Search intent describes the purpose of online search, as everyone who uses Google to search is looking for something.
There are several questions to ask when considering search intent. Does the user want to buy something? Are they looking for a specific product or website? Do they want a question answered? Many searches are part of the user’s journey online and represent different search stages.
Over the last few years, Google has improved its algorithm to determine the human intent behind the search query. That’s why you need to ensure your post fits your audience’s search intent. Search intent can be the magic key that transforms your content from performing okay to outstanding.
If you can understand your product, consumer, and what you are offering, achieving results will be no trouble.
What is search intent?
Search intent, also called user intent, is the primary goal a user has when searching for a specific query within a search engine.
Users often look for something specific, whether it’s a simple answer or a particular product. Once you understand the user intent, you can tailor the user journey more specifically, helping them find what they need and achieving your unique business goals.
Types of search intent
An essential part of search intent and SEO is understanding the types of search users conduct and the possible reasons behind the search. Once you understand the unique search types, you can reach your audience better and understand their needs.
Searches with informational intent are when the user is looking for information. This can be many formats, such as how-to guides, a recipe, or a definition of something.
- How to bake millionaire shortbread
- Where is the moon
- Directions to London
The users behind navigational intent are looking to navigate to a specific website, as it’s often easier to run a quick Google search than to type out the URL. The user could also be unsure of the exact URL or are looking for a specific page such as where to log in or a certain product.
- Pretty Little Thing returns
- Spotify login
Transactional intent is when searchers are looking for something to buy.
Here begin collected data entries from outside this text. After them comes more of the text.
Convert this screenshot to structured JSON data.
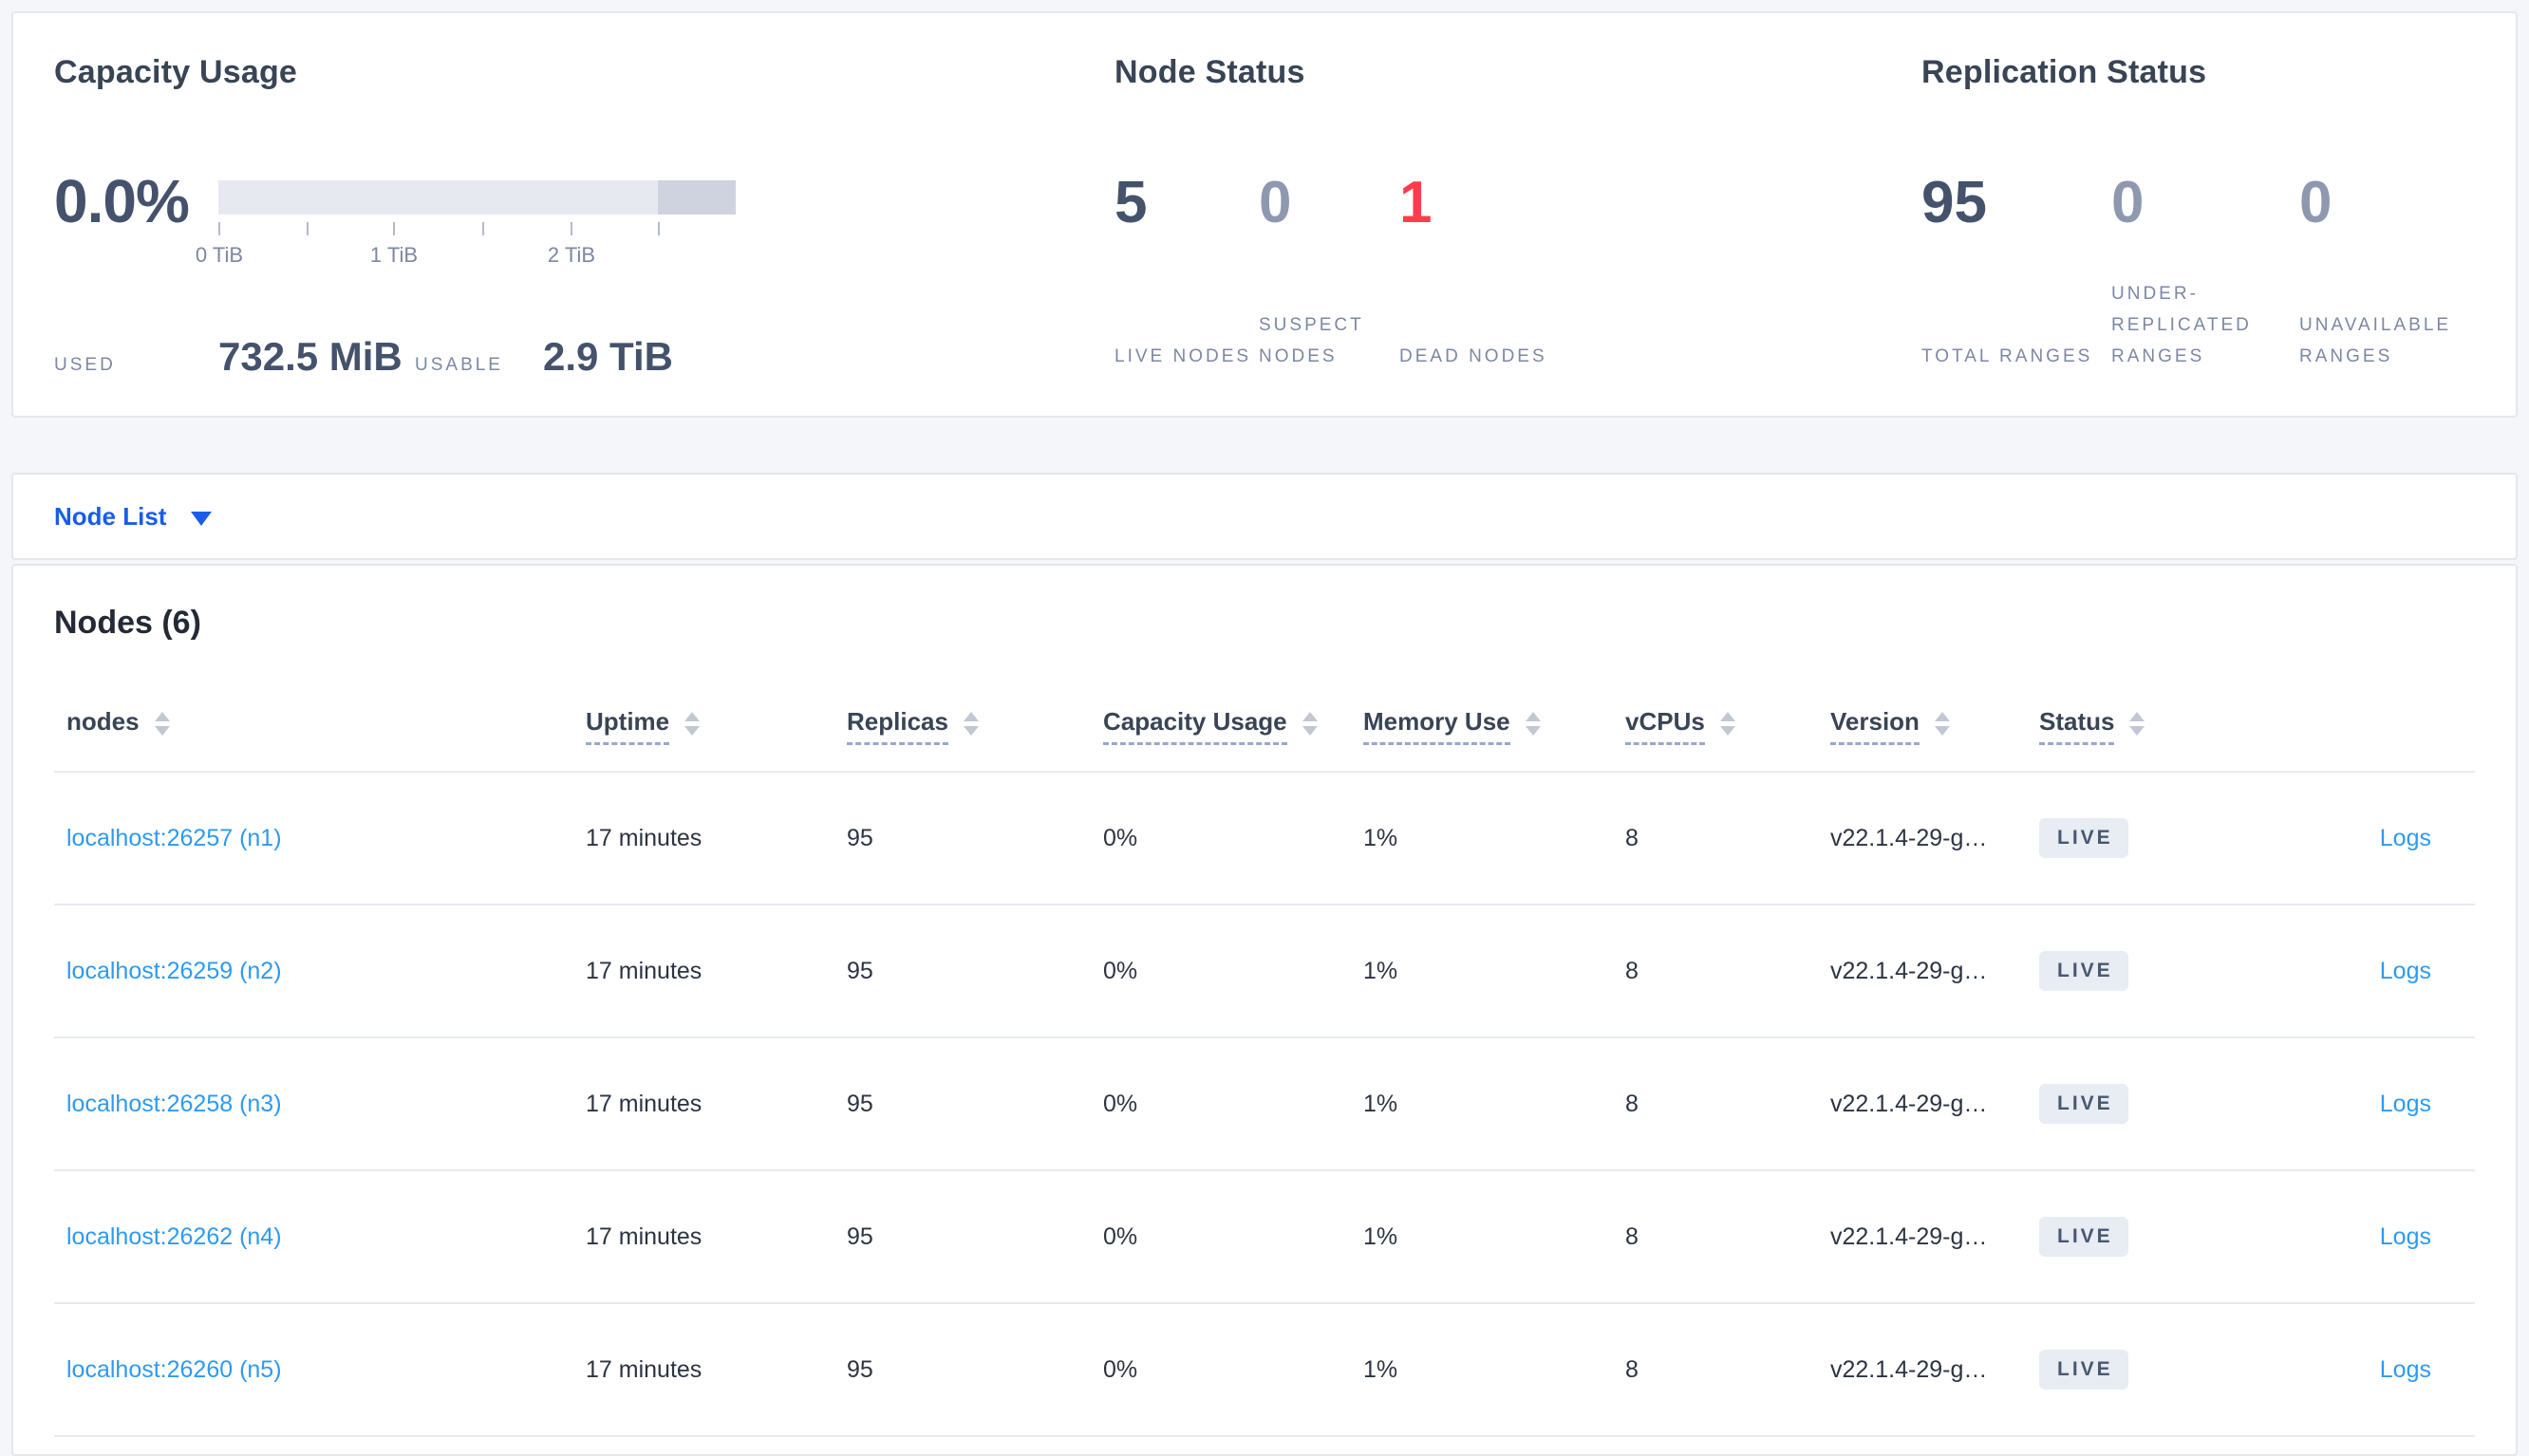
{
  "summary": {
    "capacity": {
      "title": "Capacity Usage",
      "percent": "0.0%",
      "ticks": [
        "0 TiB",
        "1 TiB",
        "2 TiB"
      ],
      "used_label": "USED",
      "used_value": "732.5 MiB",
      "usable_label": "USABLE",
      "usable_value": "2.9 TiB",
      "bar_color": "#e7e9f1",
      "bar_dark_color": "#cfd3e0"
    },
    "node_status": {
      "title": "Node Status",
      "stats": [
        {
          "value": "5",
          "label": "LIVE NODES",
          "color": "#44526b"
        },
        {
          "value": "0",
          "label": "SUSPECT NODES",
          "color": "#8e99b0"
        },
        {
          "value": "1",
          "label": "DEAD NODES",
          "color": "#ff3b4e"
        }
      ]
    },
    "replication": {
      "title": "Replication Status",
      "stats": [
        {
          "value": "95",
          "label": "TOTAL RANGES",
          "color": "#44526b"
        },
        {
          "value": "0",
          "label": "UNDER-REPLICATED RANGES",
          "color": "#8e99b0"
        },
        {
          "value": "0",
          "label": "UNAVAILABLE RANGES",
          "color": "#8e99b0"
        }
      ]
    }
  },
  "view_selector": {
    "label": "Node List"
  },
  "nodes_section": {
    "title": "Nodes (6)"
  },
  "table": {
    "headers": [
      "nodes",
      "Uptime",
      "Replicas",
      "Capacity Usage",
      "Memory Use",
      "vCPUs",
      "Version",
      "Status"
    ],
    "rows": [
      {
        "address": "localhost:26257 (n1)",
        "uptime": "17 minutes",
        "replicas": "95",
        "capacity": "0%",
        "memory": "1%",
        "vcpus": "8",
        "version": "v22.1.4-29-g…",
        "status": "LIVE",
        "logs": "Logs"
      },
      {
        "address": "localhost:26259 (n2)",
        "uptime": "17 minutes",
        "replicas": "95",
        "capacity": "0%",
        "memory": "1%",
        "vcpus": "8",
        "version": "v22.1.4-29-g…",
        "status": "LIVE",
        "logs": "Logs"
      },
      {
        "address": "localhost:26258 (n3)",
        "uptime": "17 minutes",
        "replicas": "95",
        "capacity": "0%",
        "memory": "1%",
        "vcpus": "8",
        "version": "v22.1.4-29-g…",
        "status": "LIVE",
        "logs": "Logs"
      },
      {
        "address": "localhost:26262 (n4)",
        "uptime": "17 minutes",
        "replicas": "95",
        "capacity": "0%",
        "memory": "1%",
        "vcpus": "8",
        "version": "v22.1.4-29-g…",
        "status": "LIVE",
        "logs": "Logs"
      },
      {
        "address": "localhost:26260 (n5)",
        "uptime": "17 minutes",
        "replicas": "95",
        "capacity": "0%",
        "memory": "1%",
        "vcpus": "8",
        "version": "v22.1.4-29-g…",
        "status": "LIVE",
        "logs": "Logs"
      }
    ]
  },
  "colors": {
    "link_blue": "#2d9af2",
    "selector_blue": "#1a5cea",
    "dead_red": "#ff3b4e",
    "primary_number": "#44526b",
    "muted_number": "#8e99b0"
  }
}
This could be anything from a product or service to a subscription. Either way, users will have an idea of what they’re looking for, so are now trying to find where they can get it.
Examples of transactional intent will look something like this:
Say the transactional intent is to purchase some sunflowers, the user may type in the below:
- buy sunflowers
- sunflowers at £10
- discount on sunflowers
Before the reader is ready to make a purchase, they will use the search to investigate products, brands or services and narrow the focus to either one product or a few options.
Users in this stage are comparing products, sizes, reviews etc to try and decided what would be the best solution for them.
Examples of this include:
- WordPress or wix
- PLT or Bohoo
- Best laptop 2022
How to optimize your content for search intent
The words people use within their searches can give us an insight into user intent, which we can use to our benefit. Optimizing your product pages using commercially driven keywords is a fantastic idea, as this can help you achieve positive results and generate more traffic.
Intent-specific words are things with transactional intent, such as buy deal, discount, and product names. It can be hard to narrow down the search intent of a query, as users will likely have different user intent.
To help you learn more about the search intent of your audience, you could ask them to complete a short survey regarding questions people are searching for. This can provide valuable insights into your audience and their intent for the search.
The aim of SEO is for you to be among the top results when someone composes a search for your company name. To help this happen, you need to ensure the content you write fits the terms people are searching for and the search intent of your audience. Make your content informational and give users content that helps them make an informed decision and is a clear lead to buy if they are looking to make a purchase.